The Chart below show the development of housing starts over the past 10 years.

Starts for the volatile multi-family segment jumped 16.9% to 0.29 million while single-family housing which is the largest share of the housing market, edged up 0.1% to 0.67 million. Increases were seen in all regions: the Northeast (82% to 111,000), the Midwest (18.4% to 167,000), the West (12.3% to 283,000) and the South (7.7% to 659,000).

Year-on-year, housing starts tanked by 8.8%, which is a significant decline and should tell us that the nearterm outlook is quite grim.
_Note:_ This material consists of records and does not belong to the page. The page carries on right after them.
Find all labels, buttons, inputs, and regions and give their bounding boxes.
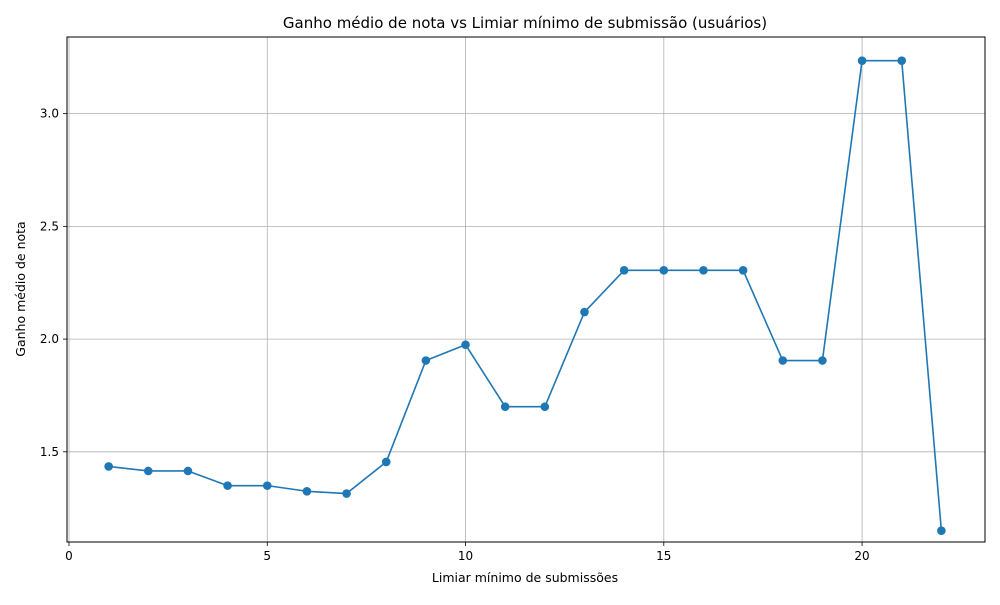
data-point	[183, 466, 193, 476]
data-point	[262, 481, 272, 490]
tick-layer: 0 5 10 15 20 1.5 2.0 2.5 3.0	[40, 107, 870, 563]
data-point	[580, 307, 589, 317]
data-point	[143, 466, 153, 476]
plot-frame	[66, 36, 986, 543]
series-line	[108, 59, 943, 531]
data-point	[659, 266, 669, 275]
data-point	[302, 486, 312, 496]
grid-layer	[67, 37, 985, 542]
data-point	[461, 340, 470, 350]
data-point	[421, 356, 431, 365]
data-point	[937, 526, 946, 536]
x-tick-label: 0	[65, 549, 73, 563]
y-tick-label: 3.0	[40, 107, 59, 121]
data-point	[619, 266, 629, 275]
data-point	[500, 402, 510, 412]
data-point	[778, 356, 788, 365]
data-point	[818, 356, 827, 365]
chart-title: Ganho médio de nota vs Limiar mínimo de …	[283, 14, 767, 32]
data-point	[699, 266, 708, 275]
y-axis-label: Ganho médio de nota	[13, 221, 28, 356]
data-point	[381, 457, 391, 467]
y-tick-label: 1.5	[40, 445, 59, 459]
data-point	[857, 56, 867, 65]
data-point	[342, 489, 351, 498]
x-tick-label: 10	[458, 549, 473, 563]
data-point	[738, 266, 748, 275]
x-tick-label: 20	[854, 549, 869, 563]
y-tick-label: 2.0	[40, 332, 59, 346]
x-tick-label: 15	[656, 549, 671, 563]
data-point	[897, 56, 907, 65]
data-point	[223, 481, 232, 490]
data-point	[104, 462, 113, 471]
y-tick-label: 2.5	[40, 219, 59, 233]
data-point	[540, 402, 550, 412]
series-layer	[104, 56, 946, 536]
x-axis-label: Limiar mínimo de submissões	[432, 570, 618, 585]
x-tick-label: 5	[263, 549, 271, 563]
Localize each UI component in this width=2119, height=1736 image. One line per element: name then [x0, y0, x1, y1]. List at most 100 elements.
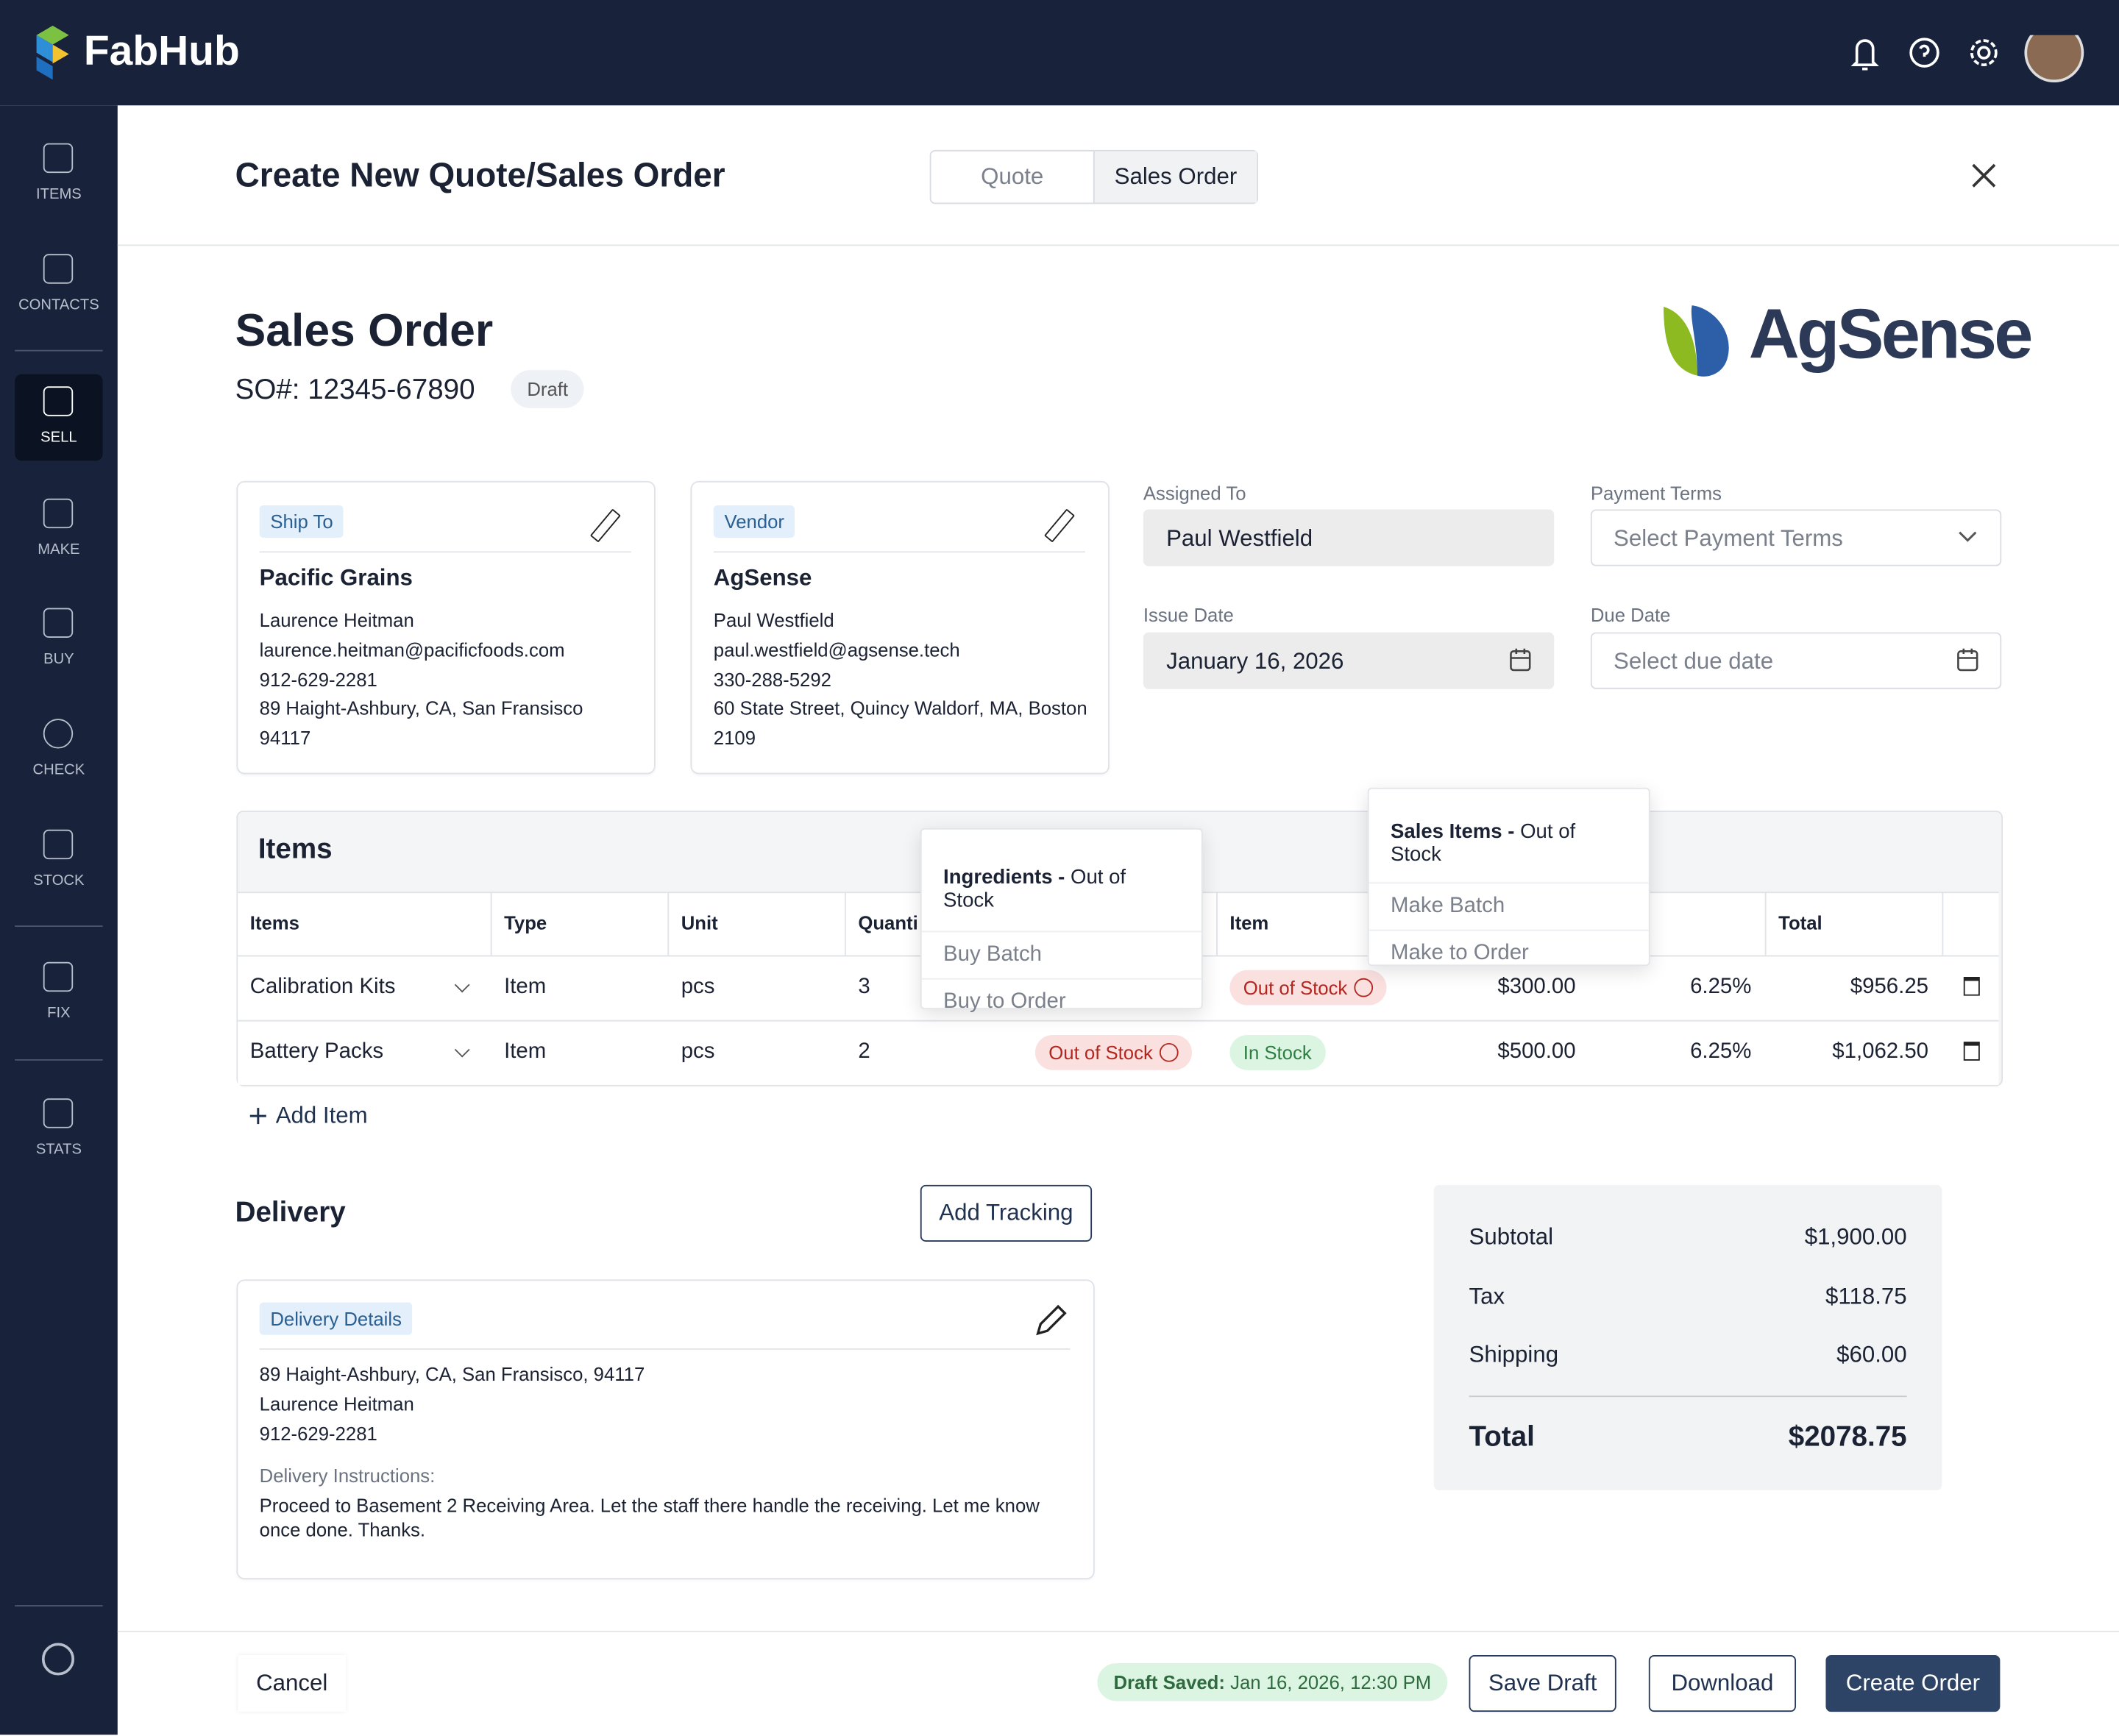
- table-cell: pcs: [681, 1039, 715, 1063]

Prices, meanwhile, have stayed quite steady.

Building permits, meanwhile, rose 14.4% from a month earlier to a seasonally adjusted annual rate of 1.220 million in May, after hitting a five-year low in April and compared with market expectations of 1.228 million. Single-family permits were up 11.9% and authorizations for the volatile multi-occupant segment jumped 18.8% to a rate of 475,000. Across regions, permits rebounded in the South (7.7% to 659,000), West (12.3% to 283,000), Midwest (18.4% to 167,000) and Northeast (82.0% 111,000).

Below, building permits over past 10 years:

Based on building permits, the outlook for the housing market is pretty good Compared with the housing starts numbers. Much will depend on the development of the overall economy to determine the strength of housing overall.